The Bat

 

THE BAT —a campy 1959 knockoff blessed by the presence of Agnes Moorehead and Vincent Price, began its mystery-comedy flight back in 1908, as Mary Roberts Rinehart’s novel “The Circular Staircase”. Title changed to “The Bat”, it became a play in 1920, a long-running success that then spawned a silent film version in 1926, in turn a big hit, enough that it was remade four years later as The Bat Whispers, with new-fangled sound and one of the first uses of wide-screen cinematography. Crane Wilbur directed and wrote the story & screenplay adaptation for the low-budget ’59 silliness, stagy as befitting its origins, worth chuckles for the arch line readings from Moorhead and Price (Agnes with especially delicious delivery) and guffaws over some of terrible acting from supporting players, and the not exactly masterful choices in script or direction. As for scope, the opening peek at the class-project miniature model for the “estate” setting tells you 90% of the production fund must’ve gone to the two coasting, bemused stars. *

Celebrated mystery writer ‘Cornelia Van Gorder’ (Moorehead, 58) rents ‘The Oaks’, a sprawling country house, even though it’s been the site of violent murders (the throat-ripping kind) by someone dubbed ‘The Bat’. Bank embezzlement and stashed loot figure in the frightening nights that lie ahead, with several suspects to ponder, including evasive physician ‘Dr. Malcolm Wells’ (Price), who seems to know a good deal about flying rodents. 80 minutes with no real suspense (unless you were a kid when you saw this an eon ago), and some laughs over the acting, writing and staging.

Even though 92nd place for the year seems paltry, the $2,500,000 gross easily covered the cheap production outlay. In varying degrees of creaky support are Gavin Gordon (as ever, truly awful), Lenita Lane (director Wilbur’s wife, exasperating), John Sutton (as a chauffeur, a comedown for one of the better snide villains of the 40s), Elaine Edwards and John Bryant (he was ‘The Marlboro Man’).

* Holy Idea Bites! Guess where ‘Batman’ came from? According to his creator Bob Kane, inspiration for the beloved crime-basher came from the villain in The Bat Whispers.

The Bat‘s man for 1959, writer-director Crane Wilbur, had an interesting array of credits, ranging from doozies like 1938’s Girls on Probation (early paychecks for Ronald Reagan and Susan Hayward) and the 1951 agitprop I Was A Communist For The F.B.I. , to serviceable House Of Wax (a huge hit with Price), to swell: He Walked By Night and Mysterious Island.

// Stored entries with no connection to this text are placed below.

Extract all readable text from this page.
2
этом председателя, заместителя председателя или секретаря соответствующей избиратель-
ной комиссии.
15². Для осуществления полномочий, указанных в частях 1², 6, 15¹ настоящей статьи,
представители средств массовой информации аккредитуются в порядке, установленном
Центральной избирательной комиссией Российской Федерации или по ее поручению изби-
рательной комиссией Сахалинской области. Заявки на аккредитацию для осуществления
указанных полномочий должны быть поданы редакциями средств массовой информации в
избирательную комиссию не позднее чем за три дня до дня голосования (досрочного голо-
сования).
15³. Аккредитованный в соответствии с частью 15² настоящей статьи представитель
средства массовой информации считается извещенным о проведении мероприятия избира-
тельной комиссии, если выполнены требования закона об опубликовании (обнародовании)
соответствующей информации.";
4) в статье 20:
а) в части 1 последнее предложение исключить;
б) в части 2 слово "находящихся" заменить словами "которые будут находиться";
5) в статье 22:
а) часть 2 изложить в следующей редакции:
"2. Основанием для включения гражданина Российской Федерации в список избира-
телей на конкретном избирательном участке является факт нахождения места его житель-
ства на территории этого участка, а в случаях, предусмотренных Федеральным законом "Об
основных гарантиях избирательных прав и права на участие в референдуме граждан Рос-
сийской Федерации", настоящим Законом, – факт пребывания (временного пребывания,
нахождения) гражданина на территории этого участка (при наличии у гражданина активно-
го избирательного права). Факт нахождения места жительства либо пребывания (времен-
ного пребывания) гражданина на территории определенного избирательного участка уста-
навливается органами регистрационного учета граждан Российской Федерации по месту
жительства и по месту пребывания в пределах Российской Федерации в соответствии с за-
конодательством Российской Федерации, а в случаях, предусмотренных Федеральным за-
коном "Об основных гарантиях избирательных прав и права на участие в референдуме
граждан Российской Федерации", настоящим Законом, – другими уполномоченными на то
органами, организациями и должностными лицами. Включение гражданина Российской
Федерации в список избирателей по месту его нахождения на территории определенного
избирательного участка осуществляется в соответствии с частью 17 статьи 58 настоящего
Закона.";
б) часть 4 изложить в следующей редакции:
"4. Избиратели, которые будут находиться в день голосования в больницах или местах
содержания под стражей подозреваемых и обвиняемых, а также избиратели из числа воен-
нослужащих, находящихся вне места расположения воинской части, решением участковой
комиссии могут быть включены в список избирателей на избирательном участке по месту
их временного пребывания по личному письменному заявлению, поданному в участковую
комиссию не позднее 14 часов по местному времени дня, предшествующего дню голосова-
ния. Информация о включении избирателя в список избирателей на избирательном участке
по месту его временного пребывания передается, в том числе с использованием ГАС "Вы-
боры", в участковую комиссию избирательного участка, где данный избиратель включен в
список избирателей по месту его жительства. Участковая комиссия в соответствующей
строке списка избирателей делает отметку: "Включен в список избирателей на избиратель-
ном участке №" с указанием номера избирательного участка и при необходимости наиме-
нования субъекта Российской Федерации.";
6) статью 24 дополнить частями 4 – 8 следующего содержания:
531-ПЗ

As for Mr. Price, while he’d played plenty of sinister characters over the two previous decades, one can make the case for this picture and his three other entries that year–House On Haunted Hill, The Tingler and Return Of The Fly—marking 1959 as the year that began his full-throttle plunge into the macabre that dominated the rest of his acting career.